Thanks forgiving me the support to continue doing what my mom wants.I had an uncle who also died of cancer one day he ask me to take him to the casino and I knew he was not going to be with us much longer and I was afraid everyone would be mad at me for taking him and to this day I regret not taking him.Even if we would gotten 1 mile we at least attempted to go how I wish I had that day back.I swear I am not going to make that same mistake again.The doctors are another story I am so furious with them why can't they be honest.They say oh I am not going to play god but aren't they in way by holding back or only telling half of the story.But with all of this I find myself closer to my mom and learing more about her.There are days like today when I am so angry I just want to sit down and cry I hate this angry feeling.

Noellesmom
Posts: 1312
Joined: Aug 2010

You are between that proverbial rock and a hard place. There's the right thing to do on one hand and the choice you make on the other and sometimes they just aren't the same thing.

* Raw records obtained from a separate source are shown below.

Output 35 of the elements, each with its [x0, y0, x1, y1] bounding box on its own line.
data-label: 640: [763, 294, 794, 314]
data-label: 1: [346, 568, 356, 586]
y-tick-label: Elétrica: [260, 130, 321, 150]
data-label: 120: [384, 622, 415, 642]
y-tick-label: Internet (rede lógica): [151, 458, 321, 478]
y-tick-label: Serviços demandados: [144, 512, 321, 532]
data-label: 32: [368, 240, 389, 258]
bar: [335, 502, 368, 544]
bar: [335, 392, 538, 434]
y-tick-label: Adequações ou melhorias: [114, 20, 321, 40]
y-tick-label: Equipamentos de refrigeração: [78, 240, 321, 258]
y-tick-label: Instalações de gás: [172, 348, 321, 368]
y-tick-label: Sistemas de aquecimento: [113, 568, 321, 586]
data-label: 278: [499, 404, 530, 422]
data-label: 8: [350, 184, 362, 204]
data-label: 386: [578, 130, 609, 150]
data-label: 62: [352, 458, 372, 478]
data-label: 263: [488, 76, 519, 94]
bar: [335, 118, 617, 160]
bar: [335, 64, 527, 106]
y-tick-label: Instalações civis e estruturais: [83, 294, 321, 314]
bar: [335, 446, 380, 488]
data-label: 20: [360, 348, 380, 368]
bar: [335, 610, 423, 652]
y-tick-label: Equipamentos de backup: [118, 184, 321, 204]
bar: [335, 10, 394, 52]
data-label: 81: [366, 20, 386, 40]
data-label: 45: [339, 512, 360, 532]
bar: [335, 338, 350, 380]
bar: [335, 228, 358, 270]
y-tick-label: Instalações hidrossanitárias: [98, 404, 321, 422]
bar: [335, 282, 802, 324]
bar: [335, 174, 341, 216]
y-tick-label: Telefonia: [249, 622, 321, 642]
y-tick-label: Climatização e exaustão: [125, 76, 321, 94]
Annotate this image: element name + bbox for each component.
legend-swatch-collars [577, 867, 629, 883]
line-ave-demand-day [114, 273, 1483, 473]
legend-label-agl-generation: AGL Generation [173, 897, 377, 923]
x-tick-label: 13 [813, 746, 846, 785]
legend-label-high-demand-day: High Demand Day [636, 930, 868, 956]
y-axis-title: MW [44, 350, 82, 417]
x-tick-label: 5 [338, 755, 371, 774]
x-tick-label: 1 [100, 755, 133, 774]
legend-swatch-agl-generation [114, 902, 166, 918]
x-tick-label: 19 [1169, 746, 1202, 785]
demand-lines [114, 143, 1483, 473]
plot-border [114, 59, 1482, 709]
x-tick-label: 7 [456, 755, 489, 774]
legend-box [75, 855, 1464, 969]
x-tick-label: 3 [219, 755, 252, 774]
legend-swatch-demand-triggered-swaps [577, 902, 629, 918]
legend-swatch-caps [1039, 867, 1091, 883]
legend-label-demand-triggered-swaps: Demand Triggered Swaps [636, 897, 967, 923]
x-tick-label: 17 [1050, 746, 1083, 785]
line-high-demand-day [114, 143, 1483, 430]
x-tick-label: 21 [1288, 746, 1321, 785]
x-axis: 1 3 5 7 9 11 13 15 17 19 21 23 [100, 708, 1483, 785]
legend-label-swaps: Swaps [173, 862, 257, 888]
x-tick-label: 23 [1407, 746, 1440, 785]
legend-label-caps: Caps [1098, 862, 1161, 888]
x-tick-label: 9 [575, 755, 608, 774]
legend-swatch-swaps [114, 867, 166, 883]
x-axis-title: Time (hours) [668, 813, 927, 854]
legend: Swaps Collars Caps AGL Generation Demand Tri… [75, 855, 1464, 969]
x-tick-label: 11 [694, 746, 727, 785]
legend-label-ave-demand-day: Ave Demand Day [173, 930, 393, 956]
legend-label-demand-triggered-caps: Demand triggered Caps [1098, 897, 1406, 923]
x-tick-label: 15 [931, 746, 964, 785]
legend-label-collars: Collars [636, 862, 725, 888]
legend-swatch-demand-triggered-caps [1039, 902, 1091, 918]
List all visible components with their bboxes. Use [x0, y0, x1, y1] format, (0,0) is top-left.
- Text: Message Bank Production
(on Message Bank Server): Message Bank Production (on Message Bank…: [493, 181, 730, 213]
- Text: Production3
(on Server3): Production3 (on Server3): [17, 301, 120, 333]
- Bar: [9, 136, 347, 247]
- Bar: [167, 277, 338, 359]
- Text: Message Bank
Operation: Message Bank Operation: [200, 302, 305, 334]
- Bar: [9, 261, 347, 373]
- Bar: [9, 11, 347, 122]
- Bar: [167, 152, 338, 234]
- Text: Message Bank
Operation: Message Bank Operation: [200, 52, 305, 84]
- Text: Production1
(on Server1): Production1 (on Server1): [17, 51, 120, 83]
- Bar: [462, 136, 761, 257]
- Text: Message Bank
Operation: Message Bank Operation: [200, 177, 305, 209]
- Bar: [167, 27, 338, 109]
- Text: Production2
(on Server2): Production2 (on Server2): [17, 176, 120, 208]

This is where this disease takes a personal toll on the caregiver.

You are doing your very best for your mom and I hope you know that.

And I hope you do sit down and cry. I hope you take that release. Because you are going to get right back up and get in that fight and you need the break and release of those tears.

Hugs, Vicky. Please remember you are not alone in this fight. We are right there with you taking every step.